The organizers of the Kentucky Book Fair must choose between dozens of needy libraries to award a hand full of grants. Last year, only seven grants were issued for the kind of projects listed above. Those seven libraries are the lucky ones. In my hometown the public library is a new addition. It is not large, well funded, or likely to survive without support from the reading public.

If you are in Kentucky, come out, buy a book or two from your favorite Kentucky author and help us keep Kentucky reading.

Tuesday, November 02, 2010

A First Novel at Magna cum Murder XVI

Magna cum Murder XVI is behind us. I have had a solid night's sleep to clear my head. It is time to put down a few thoughts about what it was like to be at Magna with a first novel. The fans were awesome. They packed the room for the First Novel panel and asked great questions about the plot, characters, and the history behind Circle of Dishonor. Some of them sought me out to ask more questions later in the day. A few even came to the next panel with me just to hear more about my writing. It was a great way to start the day.
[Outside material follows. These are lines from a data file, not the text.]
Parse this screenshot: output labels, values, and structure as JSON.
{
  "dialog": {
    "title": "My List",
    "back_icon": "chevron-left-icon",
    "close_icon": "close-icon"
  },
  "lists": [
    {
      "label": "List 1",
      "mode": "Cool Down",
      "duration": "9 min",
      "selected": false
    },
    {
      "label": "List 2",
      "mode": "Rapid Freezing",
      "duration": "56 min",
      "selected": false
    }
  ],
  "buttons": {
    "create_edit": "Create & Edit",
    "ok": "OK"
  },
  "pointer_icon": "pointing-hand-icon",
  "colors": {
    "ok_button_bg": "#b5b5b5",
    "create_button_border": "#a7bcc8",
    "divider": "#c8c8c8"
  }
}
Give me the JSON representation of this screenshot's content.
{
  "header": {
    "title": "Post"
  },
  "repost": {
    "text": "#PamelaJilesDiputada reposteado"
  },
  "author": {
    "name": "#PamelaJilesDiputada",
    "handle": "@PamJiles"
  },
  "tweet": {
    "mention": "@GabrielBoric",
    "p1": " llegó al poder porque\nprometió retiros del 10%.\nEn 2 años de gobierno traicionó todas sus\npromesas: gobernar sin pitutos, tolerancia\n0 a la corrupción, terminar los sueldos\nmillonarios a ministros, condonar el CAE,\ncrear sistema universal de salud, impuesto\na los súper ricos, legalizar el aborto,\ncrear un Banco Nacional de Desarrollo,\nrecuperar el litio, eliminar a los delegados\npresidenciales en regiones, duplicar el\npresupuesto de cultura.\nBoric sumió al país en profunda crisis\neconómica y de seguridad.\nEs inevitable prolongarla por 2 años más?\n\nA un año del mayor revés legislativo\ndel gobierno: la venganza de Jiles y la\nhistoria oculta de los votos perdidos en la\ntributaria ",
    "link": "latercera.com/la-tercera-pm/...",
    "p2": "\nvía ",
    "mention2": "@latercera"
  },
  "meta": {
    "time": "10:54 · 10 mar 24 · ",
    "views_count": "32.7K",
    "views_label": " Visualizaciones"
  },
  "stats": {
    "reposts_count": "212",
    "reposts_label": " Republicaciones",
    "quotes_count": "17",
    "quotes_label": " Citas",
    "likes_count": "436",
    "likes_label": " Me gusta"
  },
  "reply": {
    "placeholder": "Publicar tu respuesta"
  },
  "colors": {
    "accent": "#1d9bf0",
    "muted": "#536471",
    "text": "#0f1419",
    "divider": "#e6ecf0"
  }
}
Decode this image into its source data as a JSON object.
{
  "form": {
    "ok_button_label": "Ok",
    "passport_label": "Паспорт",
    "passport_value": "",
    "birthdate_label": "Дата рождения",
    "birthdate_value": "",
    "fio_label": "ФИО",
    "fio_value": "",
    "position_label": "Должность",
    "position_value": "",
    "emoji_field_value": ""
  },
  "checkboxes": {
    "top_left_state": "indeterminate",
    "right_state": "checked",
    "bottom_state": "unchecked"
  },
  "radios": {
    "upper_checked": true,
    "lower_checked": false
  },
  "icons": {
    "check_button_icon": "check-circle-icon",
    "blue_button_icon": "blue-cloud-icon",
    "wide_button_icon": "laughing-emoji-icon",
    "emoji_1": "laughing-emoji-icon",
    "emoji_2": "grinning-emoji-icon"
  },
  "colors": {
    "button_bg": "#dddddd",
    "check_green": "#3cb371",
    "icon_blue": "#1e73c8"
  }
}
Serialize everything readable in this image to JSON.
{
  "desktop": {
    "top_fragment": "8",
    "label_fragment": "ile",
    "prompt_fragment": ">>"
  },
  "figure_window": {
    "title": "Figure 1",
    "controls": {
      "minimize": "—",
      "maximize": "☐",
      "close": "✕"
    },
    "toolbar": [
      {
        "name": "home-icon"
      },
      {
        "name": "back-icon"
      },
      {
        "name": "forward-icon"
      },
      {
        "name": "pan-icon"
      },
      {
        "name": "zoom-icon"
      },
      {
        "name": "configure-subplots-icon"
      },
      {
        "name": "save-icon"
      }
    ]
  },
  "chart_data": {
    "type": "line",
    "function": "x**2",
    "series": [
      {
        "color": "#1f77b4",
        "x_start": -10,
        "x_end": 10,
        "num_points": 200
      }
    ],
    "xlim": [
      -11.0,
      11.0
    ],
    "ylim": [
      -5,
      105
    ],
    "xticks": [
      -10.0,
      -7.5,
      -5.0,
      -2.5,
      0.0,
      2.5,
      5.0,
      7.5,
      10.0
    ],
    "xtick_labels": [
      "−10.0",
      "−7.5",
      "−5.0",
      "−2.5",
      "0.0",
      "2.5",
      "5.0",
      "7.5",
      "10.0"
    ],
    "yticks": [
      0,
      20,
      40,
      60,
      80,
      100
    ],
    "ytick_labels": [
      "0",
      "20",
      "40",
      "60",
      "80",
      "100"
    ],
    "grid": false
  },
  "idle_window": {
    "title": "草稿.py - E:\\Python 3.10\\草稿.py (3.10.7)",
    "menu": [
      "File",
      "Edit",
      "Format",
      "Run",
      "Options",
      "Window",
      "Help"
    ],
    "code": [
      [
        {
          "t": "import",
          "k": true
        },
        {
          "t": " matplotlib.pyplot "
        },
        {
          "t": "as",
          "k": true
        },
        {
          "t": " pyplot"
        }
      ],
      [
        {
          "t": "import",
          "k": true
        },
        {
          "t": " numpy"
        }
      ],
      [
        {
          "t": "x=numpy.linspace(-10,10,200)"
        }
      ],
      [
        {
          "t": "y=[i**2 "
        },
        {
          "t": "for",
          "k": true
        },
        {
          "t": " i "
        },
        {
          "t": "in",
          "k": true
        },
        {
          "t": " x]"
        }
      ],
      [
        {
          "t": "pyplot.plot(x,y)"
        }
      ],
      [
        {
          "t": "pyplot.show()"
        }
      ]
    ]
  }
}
After lunch I did my first TV interview. That's an interesting experience. I had never sat down with a talk show host and answered questions before. It went very fast. Nancy Carlson, the host of "Voices in Mystery," is very good at putting her guests at ease. I am looking forward to seeing the results of my interview when the show airs in February.

One of the things I liked best about attending Magna is that the conference is intimate enough to allow authors and fans to have excellent conversations. It is wonderful to sit and talk to writers that understand the problems in the industry and the ins and outs of promoting a new book. It was also great to meet authors that I hadn't seen before and talk about books, writing, publishing, and anything else that came up.

Saturday night's costume party was a lot of fun. I really enjoyed dressing as Baby Face Nelson, and Sarah was outstanding as Gangster Moll Darla. It could have turned to gangster war when the two of us were beat out for best costume by Bonnie and Clyde. We was robbed! I contend that the real Bonnie never wore skirts that be fair, I don't think the original Bonnie had legs as good as her 21st Century fan. I could be wrong though. Bonnie wasn't in the habit of showing her legs to everyone in the room.